Hari Tuhan 11 memberitakan Yesus sebagai “satu-satunya penyelamat” (J. 30) dan “satu-satunya pembebas dan Penyelamat” karena Dia adalah “Penyelamat yang sempurna” dan kita “menemukan segala hal yang penting dalam Dia bagi keselamatan [kita]” (J. 30). Maka “kita tidak boleh mencari, atau pun tidak akan menemukan keselamatan di pihak lain” (J. 29). Dengan penjelasan demikian, khususnya berhadapan dengan Katolik Roma, Katekismus bertanya, “Apakah kepercayaan dalam Yesus, satu-satunya Penyelamat semacam inikah, bagi orang-orang yang mencari keselamatan dan kepastian mereka dari orang-orang kudus, dari diri mereka sendiri, atau dari tempat lain mana pun?” (P. 30). Jawabannya sederhana dan singkat: "tidak demikian: sebab walaupun mereka memegahkan Dia dengan mulutnya, tetapi di dalam perbuatan mereka menyangkali Yesus yang adalah satu-satunya Juruselamat" (J. 30). Kristus sendiri menyangkali dan melawan semua yang dianggap penyelamat dan rekan penyelamat tersebut.

Kristus adalah “satu-satunya Imam Besar” yang menebus kita dengan “satu persembahan korban dari tubuh-Nya” (J. 31), karena “satu-satunya korban yang mengerjakan pendamaian” (J. 37).
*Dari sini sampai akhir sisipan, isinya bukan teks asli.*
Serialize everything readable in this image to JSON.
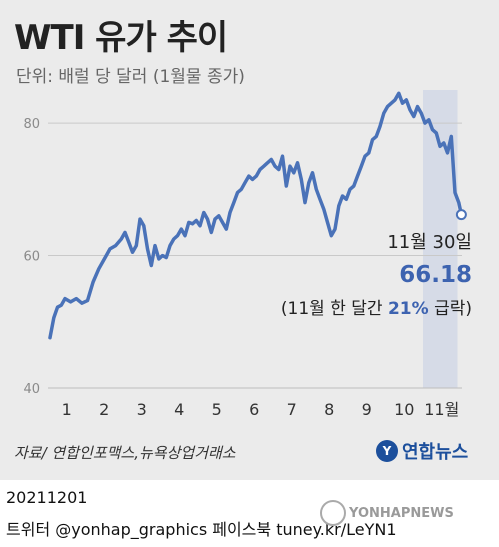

Kaum penyusun Heidelberg menekankan kebenaran ini, khususnya berhubungan dengan sakramen-sakramen yang mengarahkan kita kepada “satu pengorbanan Kristus yang digenapi di atas salib (J. 66) “sebagai satu-satunya dasar bagi keselamatan kita” (P. 67), Roh Kudus mengajari kita dan meyakinkan kita dengan sakramen-sakramen bahwa seluruh keselamatan kita berdiri di dalam satu pengorbanan Kristus yang dikerjakan bagi kita di atas salib” (J. 67).
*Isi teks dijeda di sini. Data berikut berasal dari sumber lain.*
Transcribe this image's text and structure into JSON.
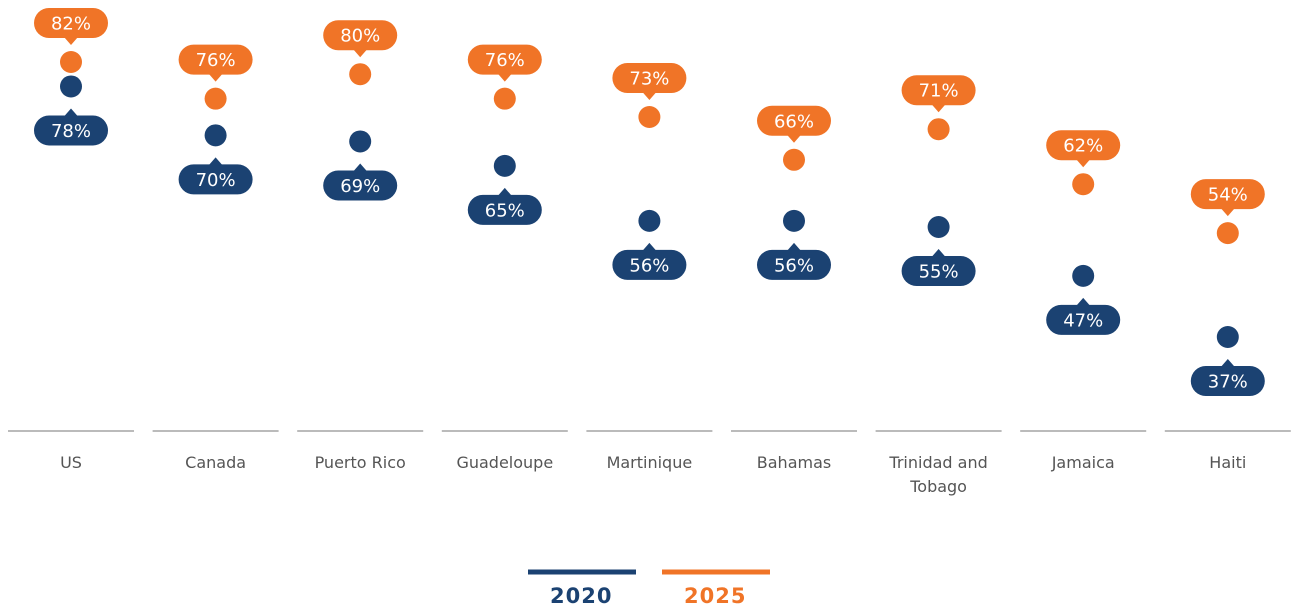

Mengenai sakramen pertama, kita “ditandakan dan dimeteraikan di dalam baptisan kudus sehingga kita memiliki bagian di dalam pengorbanan Kristus yang satu-satunya di atas salib” (P. 69), karena “karena hanya darah Yesus Kristus dan Roh Kudus yang membersihkan dari segala dosa” (J. 72).

Dan juga, Perjamuan Kudus memberitahukan dan menegaskan kita bahwa “pengorbanan Kristus yang satu-satunya, yang digenapi” di Kalvari itu (P. 75) adalah “oleh satu-satunya pengorbanan Yesus Kristus, yang telah Ia sendiri genapi satu kali untuk selamanya di atas salib” (J. 80). Hal ini adalah penghiburan yang tidak terkatakan bagi kaum pilihan, “Karena, oleh alasan keadilan dan kebenaran Allah, pemuasan bagi dosa-dosa kita tidak bisa dilakukan dengan cara apa pun selain dengan kematian Anak Allah.” (J. 40, bdk. Hari Tuhan ke-4 hingga ke-6), sebab “hanya karena pemuasan, kebenaran, dan kekudusan Kristus, adalah kebenaranku di hadapan Allah...” (J. 61).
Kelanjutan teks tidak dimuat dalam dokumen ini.